On 21 November, hundreds of APDCL employees and pensioners brought Bijulee Bhawan to a standstill. “We already have 2,200 MW of long-term contracts,” said Pranjal Baruah of the Power Employees and Pensioners Coordination Committee. “Adding another 3,200 MW without load forecasting will create surplus power we cannot sell, and the extra cost will be passed on to consumers.”
Independent analysts project domestic tariffs in Assam could rise 20-30 per cent within five years.

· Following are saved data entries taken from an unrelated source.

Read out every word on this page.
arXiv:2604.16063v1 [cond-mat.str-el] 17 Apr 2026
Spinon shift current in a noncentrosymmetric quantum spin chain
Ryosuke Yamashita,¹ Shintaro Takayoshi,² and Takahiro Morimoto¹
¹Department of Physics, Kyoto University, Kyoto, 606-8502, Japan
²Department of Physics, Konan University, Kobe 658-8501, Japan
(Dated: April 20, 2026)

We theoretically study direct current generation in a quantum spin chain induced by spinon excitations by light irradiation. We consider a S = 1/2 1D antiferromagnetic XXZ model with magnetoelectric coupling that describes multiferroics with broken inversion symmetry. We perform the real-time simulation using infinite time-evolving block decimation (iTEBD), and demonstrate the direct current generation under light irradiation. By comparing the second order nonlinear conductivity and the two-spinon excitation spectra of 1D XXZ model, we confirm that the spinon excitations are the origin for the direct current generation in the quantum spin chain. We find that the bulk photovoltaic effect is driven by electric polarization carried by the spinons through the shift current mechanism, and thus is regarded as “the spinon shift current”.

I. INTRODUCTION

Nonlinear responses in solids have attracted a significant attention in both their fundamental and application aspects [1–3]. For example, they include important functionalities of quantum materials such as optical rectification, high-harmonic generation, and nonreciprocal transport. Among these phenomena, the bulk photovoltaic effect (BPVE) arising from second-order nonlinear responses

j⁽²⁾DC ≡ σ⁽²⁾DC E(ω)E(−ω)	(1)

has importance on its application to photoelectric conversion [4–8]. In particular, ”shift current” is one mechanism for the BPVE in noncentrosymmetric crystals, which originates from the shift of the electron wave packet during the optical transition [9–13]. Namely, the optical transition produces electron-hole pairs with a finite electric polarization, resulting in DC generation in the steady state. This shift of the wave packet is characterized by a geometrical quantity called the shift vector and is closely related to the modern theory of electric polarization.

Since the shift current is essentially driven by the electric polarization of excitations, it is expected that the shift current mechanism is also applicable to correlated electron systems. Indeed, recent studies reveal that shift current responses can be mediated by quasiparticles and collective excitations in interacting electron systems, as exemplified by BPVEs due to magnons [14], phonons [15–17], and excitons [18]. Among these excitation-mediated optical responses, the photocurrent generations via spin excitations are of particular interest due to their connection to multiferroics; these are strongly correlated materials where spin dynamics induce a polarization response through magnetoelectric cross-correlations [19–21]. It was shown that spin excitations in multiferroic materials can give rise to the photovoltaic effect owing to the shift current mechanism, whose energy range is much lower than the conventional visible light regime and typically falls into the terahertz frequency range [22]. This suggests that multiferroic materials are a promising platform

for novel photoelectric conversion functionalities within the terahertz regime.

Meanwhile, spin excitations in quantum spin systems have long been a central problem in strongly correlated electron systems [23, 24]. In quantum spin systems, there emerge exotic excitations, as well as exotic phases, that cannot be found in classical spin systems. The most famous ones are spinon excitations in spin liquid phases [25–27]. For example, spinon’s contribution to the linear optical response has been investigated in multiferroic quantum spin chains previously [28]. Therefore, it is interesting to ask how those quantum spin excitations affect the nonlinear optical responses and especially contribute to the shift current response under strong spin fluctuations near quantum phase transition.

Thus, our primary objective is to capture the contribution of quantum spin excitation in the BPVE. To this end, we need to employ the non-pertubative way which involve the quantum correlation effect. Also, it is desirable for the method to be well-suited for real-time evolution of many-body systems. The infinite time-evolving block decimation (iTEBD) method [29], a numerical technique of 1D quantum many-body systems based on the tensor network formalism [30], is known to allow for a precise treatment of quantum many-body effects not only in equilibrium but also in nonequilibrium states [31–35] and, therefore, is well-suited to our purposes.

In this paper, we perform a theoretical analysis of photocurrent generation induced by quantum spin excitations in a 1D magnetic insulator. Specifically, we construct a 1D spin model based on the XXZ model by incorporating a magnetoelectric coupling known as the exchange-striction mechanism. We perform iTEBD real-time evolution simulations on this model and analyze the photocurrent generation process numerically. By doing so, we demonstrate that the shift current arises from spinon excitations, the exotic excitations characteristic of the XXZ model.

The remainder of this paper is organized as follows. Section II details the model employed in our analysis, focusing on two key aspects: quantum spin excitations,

Bangladesh’s review of Hasina-era pacts and Adani
Adani Power’s 1,600-megawatt Godda coal-fired plant in Jharkhand, commissioned in 2023 to exclusively supply Bangladesh under a controversial 25-year agreement signed in 2017, now faces potential rejection amid escalating disputes with Dhaka’s interim government, which has accused the deal of corruption, inflated tariffs (at 14.87 taka per unit, 55% above average Indian imports), and irregularities tied to tax exemptions and coal pricing; a November 2025 High Court halt on arbitration proceedings over $850 million in unpaid dues, coupled with threats of cancellation if probes confirm bribery or one-sided provisions, has slashed supplies by half and prompted India to allow domestic sales as a bailout, leaving Adani scrambling for alternative markets. This instability, exacerbated by Bangladesh’s review of Hasina-era pacts and Adani’s $437 million dues clearance in June 2025 failing to resolve core pricing rifts, has evidently redirected the conglomerate’s aggressive expansion gaze toward Assam, where its ₹63,000 crore ($7.2 billion) thermal and pumped-storage projects-demanding 3,400 bighas of tribal forest land in Kokrajhar-secure new off-take guarantees via a 25-year PPA at ₹6.30 per unit, India’s highest rate, amid fierce local protests over sovereignty erosion in the resource-rich northeast.
The Political Backdrop No One Mentions Out Loud
Chief Minister Himanta Biswa Sarma, once a fierce critic of “Gujarati takeover” while in the Congress, now openly courts Gautam Adani. Opposition leaders point to a 2 November 2025 meeting between Sarma and Adani in Guwahati as the moment the final hurdles were removed.
Congress state chief Gaurav Gogoi calls it “handing over tribal heartlands on a platter”. Raijor Dal’s Akhil Gogoi goes further: “This is not development; this is colonisation by contract.”
A Familiar Playbook
Assam is only the latest chapter. In Bihar, Adani was granted 1,000 acres for a thermal plant at ₹1 per acre per year. In Kenya, airport deals collapsed amid bribery scandals. In Australia, the Carmichael coal mine became a global symbol of climate vandalism.
Yet in India, investigations fizzle, regulators look away, and projects march on.
The Storm That Hasn’t Broken – Yet
For now, the protests remain scattered: a highway blockade in Kokrajhar, a shuttered office in Guwahati, a silent wetland on the city’s edge. But the threads are rapidly converging. Tribal bodies, students’ unions, power-sector workers and environmentalists are beginning to talk to one another.
If they unite, Assam could become the place where the Adani model finally meets a wall it cannot buy, bulldoze or bribe its way through.
As one banner in Paglijhora reads: “We did not fight the Indian state for Bodoland autonomy only to hand our forests to a corporation from Gujarat.”
The monsoons have receded. The next flood may not be of water, but of people.